Com as crianças, a disciplina positiva aconselha não dar recompensas por bom comportamento. De que maneira uma empresa deve administrar os benefícios para os funcionários para que seja um reforço positivo?
Tem gente que está super infeliz no trabalho mas acaba ficando na empresa porque ganha bônus. Quer sair, a empresa oferece dinheiro para que fique. Isso não dura muito tempo. O incentivo tem que vir acompanhado de um tratamento mais humano.
Como se muda a cultura de uma organização segundo os princípios da disciplina positiva?
O trabalho tem que ser feito inicialmente com o RH e os gestores.

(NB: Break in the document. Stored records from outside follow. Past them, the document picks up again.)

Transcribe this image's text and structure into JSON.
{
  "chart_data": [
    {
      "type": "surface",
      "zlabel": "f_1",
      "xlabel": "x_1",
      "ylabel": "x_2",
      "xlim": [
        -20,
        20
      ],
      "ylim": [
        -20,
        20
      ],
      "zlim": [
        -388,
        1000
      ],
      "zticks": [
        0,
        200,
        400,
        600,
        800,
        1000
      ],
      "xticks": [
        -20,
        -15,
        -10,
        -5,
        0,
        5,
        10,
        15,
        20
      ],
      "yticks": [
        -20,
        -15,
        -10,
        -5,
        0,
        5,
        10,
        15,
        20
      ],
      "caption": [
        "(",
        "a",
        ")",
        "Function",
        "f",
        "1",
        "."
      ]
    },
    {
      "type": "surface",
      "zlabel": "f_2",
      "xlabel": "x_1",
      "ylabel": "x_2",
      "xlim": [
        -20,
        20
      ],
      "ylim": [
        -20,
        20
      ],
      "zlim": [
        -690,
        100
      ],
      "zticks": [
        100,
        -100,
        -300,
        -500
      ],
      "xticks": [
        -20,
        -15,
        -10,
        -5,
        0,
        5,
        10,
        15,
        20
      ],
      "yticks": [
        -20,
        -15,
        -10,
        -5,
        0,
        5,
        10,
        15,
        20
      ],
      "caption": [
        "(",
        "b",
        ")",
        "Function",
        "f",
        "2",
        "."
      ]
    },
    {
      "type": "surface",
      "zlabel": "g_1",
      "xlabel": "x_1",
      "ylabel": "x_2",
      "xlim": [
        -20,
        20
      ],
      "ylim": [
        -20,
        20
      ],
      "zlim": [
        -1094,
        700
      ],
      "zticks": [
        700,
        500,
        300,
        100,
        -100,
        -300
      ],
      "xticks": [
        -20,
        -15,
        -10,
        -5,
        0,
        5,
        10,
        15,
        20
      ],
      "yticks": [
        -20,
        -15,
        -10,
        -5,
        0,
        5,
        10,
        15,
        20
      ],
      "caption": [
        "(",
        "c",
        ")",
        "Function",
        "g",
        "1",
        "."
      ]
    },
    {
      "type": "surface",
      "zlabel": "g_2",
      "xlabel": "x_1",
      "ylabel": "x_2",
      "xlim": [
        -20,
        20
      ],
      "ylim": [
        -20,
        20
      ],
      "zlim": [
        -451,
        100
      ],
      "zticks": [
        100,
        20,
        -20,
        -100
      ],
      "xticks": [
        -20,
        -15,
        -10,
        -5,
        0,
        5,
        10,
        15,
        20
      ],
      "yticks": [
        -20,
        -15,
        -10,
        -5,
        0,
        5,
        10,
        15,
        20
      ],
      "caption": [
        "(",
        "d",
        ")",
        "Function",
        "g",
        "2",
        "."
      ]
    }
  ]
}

Os workshops de disciplina positiva têm dinâmicas para que os executivos realmente se coloquem no lugar dos funcionários. Só aí enxergam sentido na metodologia. O ritmo de mudança depende muito da capacidade de o gestor alterar o jeito de agir e pensar sobre o outro. Dá para aprender sentimentos. Digo isso porque eu mesma aprendi.
As empresas modernas têm se mostrado importantes veículos para a disseminação de valores na sociedade. É esperado que a adoção da disciplina positiva no ambiente de trabalho tenha reflexos construtivos em outras comunidades das quais o indivíduo participe?
Super. Não existe uma pessoa que aplique a disciplina positiva em casa e seja um chefe péssimo. Quanto mais se internaliza a prática, mais se executa, em todo lugar.